It’s no secret that TV news is a bit of a babe game, particularly during prime-time broadcasts. CNN’s Linzie Janis, CNBC’s Erin Burnett and various Fox anchors such as Megyn Kelly, Jenna Lee, Erin Friel and Liz Claman, among others, have all received as much-more, in some cases- attention for their good looks as their business reporting.
They’re just as often criticized-in a 2008 Vanity Fair writeup on TV news’ Biz Babe Battle a source was quoted as saying: “On the floor of the N.Y.S.E., the Fox women are referred to as ‘the Foxtrots,’ …[because] ‘they trot around the floor in unbelievably unprofessional clothing.'”
And while Salon.com called the addition of bombshell anchors to the nightly news Subprime Time, a new study from Indiana University sheds some new light on just who and what should be doing business reporting.
To test viewers, a broadcast journalist “was dressed in a tight-fitting dark blue jacket and skirt that accented her waist-to-hip ratio,” for one of two versions of a taped newscast. “She also wore bright red lipstick and a necklace.” For the second she wore “a shapeless and loose-fitting dark blue jacket and skirt,” and no makeup. Test subjects were quizzed on their impression of the reporter and their retention of the newscast.
While attractive anchors may boost ratings-surely their shining, welcoming faces and hourglass figures effectively entice channel-surfers to stop dead in their tracks-the shocking new findings say that those same plumped lips, glossy locks and tight sweaters may keep male viewers from actually retaining the information they so perkily present.
That’s’s right, researchers Maria Elizabeth Grabe and profil instagram cewe seksi Leila Samson report that, for men, “emphasis on the sexual attractiveness of female news anchors distracts from memory formation for news content.”
Thing woman has known since dawn of time moment: Sexy Girl=Addled Brain.
While I have to admit there was no lighting bolt moment for me upon reading these findings, further analysis did. You see, the researchers found the opposite to be true for female viewers.
Female test subjects were shown to have “encoded more news information presented by the sexualized than unsexualized anchor condition.” But why? While on the surface we’re quick to judge these “hot girls,” is it possible that we subconsciously pair credibility with sexual attractiveness? Sex expert Dr. Laura Berman, host of the new OWN program In The Bedroom has a theory:
“It’s a lot like something I heard recently from a group of thirteen-year-old girls who said, ‘The girls who are the most popular with the girls are the ones who are the most popular with the boys.’ Maybe we’re all still thirteen-year-old girls-and the sexually attractive, well put-together woman on the screen is the equivalent of that same popular girl.” We want to relate to her, and so we pay attention.
Berman points to studies linking attractiveness to better job prospects and salary increases as evidence of the perception of better-looking people as more intelligent and reliable, and aptly sums up the research’s findings of girl-on-girl newscasters. “It makes sense. A woman sitting at home sees a smart, articulate, and attractive woman, she wants to connect with her, she trusts her.”

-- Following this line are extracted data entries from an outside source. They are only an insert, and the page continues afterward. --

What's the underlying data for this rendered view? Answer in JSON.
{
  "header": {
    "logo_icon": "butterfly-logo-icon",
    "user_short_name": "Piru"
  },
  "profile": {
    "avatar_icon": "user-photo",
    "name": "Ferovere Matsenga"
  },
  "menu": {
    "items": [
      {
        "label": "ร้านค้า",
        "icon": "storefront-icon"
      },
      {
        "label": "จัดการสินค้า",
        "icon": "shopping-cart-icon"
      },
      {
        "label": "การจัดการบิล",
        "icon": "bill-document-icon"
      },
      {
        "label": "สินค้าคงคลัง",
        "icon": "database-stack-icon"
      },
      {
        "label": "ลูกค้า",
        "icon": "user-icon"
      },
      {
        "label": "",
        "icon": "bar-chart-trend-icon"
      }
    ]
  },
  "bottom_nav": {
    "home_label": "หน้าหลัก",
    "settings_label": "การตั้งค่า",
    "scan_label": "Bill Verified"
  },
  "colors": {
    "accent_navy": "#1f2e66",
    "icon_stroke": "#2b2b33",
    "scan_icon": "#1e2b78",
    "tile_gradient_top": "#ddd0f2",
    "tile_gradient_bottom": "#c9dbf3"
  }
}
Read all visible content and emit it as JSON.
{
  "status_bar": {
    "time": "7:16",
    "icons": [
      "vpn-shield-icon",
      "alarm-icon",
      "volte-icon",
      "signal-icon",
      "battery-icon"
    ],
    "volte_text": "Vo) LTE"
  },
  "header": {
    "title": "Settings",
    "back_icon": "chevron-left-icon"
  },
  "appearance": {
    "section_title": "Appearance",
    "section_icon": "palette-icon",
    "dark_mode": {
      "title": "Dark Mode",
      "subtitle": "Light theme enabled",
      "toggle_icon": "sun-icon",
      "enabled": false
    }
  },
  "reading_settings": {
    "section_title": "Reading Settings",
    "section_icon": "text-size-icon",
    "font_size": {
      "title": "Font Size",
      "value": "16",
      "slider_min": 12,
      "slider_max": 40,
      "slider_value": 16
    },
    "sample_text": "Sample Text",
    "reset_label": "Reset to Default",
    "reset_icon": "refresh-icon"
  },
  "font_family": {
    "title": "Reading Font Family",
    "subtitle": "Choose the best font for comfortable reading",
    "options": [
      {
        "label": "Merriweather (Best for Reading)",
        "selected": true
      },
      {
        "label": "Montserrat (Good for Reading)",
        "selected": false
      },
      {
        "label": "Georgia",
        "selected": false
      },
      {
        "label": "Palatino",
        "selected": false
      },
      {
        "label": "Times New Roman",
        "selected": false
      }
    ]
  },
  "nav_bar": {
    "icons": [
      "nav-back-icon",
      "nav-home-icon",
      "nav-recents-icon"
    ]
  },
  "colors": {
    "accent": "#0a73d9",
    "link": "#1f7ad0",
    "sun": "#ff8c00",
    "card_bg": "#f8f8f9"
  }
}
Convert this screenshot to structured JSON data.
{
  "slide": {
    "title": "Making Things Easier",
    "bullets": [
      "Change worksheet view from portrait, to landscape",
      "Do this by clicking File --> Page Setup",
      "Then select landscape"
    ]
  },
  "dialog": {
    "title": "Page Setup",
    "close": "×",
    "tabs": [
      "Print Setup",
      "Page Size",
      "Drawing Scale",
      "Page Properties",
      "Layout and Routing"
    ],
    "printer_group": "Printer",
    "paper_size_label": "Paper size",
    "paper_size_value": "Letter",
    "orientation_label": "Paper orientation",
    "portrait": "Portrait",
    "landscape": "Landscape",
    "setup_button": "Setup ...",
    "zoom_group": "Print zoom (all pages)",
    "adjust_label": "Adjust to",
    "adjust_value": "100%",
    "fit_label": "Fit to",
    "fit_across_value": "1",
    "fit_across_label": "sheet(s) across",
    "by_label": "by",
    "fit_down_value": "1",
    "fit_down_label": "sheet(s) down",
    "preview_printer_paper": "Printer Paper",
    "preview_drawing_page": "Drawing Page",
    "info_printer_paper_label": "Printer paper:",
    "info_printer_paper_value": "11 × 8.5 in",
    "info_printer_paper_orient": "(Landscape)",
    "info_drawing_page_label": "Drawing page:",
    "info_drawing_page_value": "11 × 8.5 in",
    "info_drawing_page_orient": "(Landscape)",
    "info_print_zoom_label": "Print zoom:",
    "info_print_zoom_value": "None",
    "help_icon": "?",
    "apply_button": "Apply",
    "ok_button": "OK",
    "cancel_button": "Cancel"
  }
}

When asked about women’s’ inattentiveness to the less-sexualized female test-caster, her response is just as clear: we want to take advice from women we want to relate to, and for most of us, we’d rather relate to an attractive woman then one who’s decidedly less-than. Are we judging the unattractive woman as sloppy and less credible?
Berman’s take: Yes. “But it’s less about women judging other women, and more about women judging themselves.”
You heard it here first, folks. While we may gripe and groan about the sexualization of these TV news anchors or trash talk Kelly’s credibility for stripping down in GQ, the truth is that attractive-no, sexy-anchors are good for women-at least when it comes to actually learning something from FOX News.
Seif Sel is a highly decorated writer of various sexy woman articles and different press releases. he has uplifted honesty in his work, may it be a product to sell or a service to be rendered. He reveals the truth in every product so people may know of it.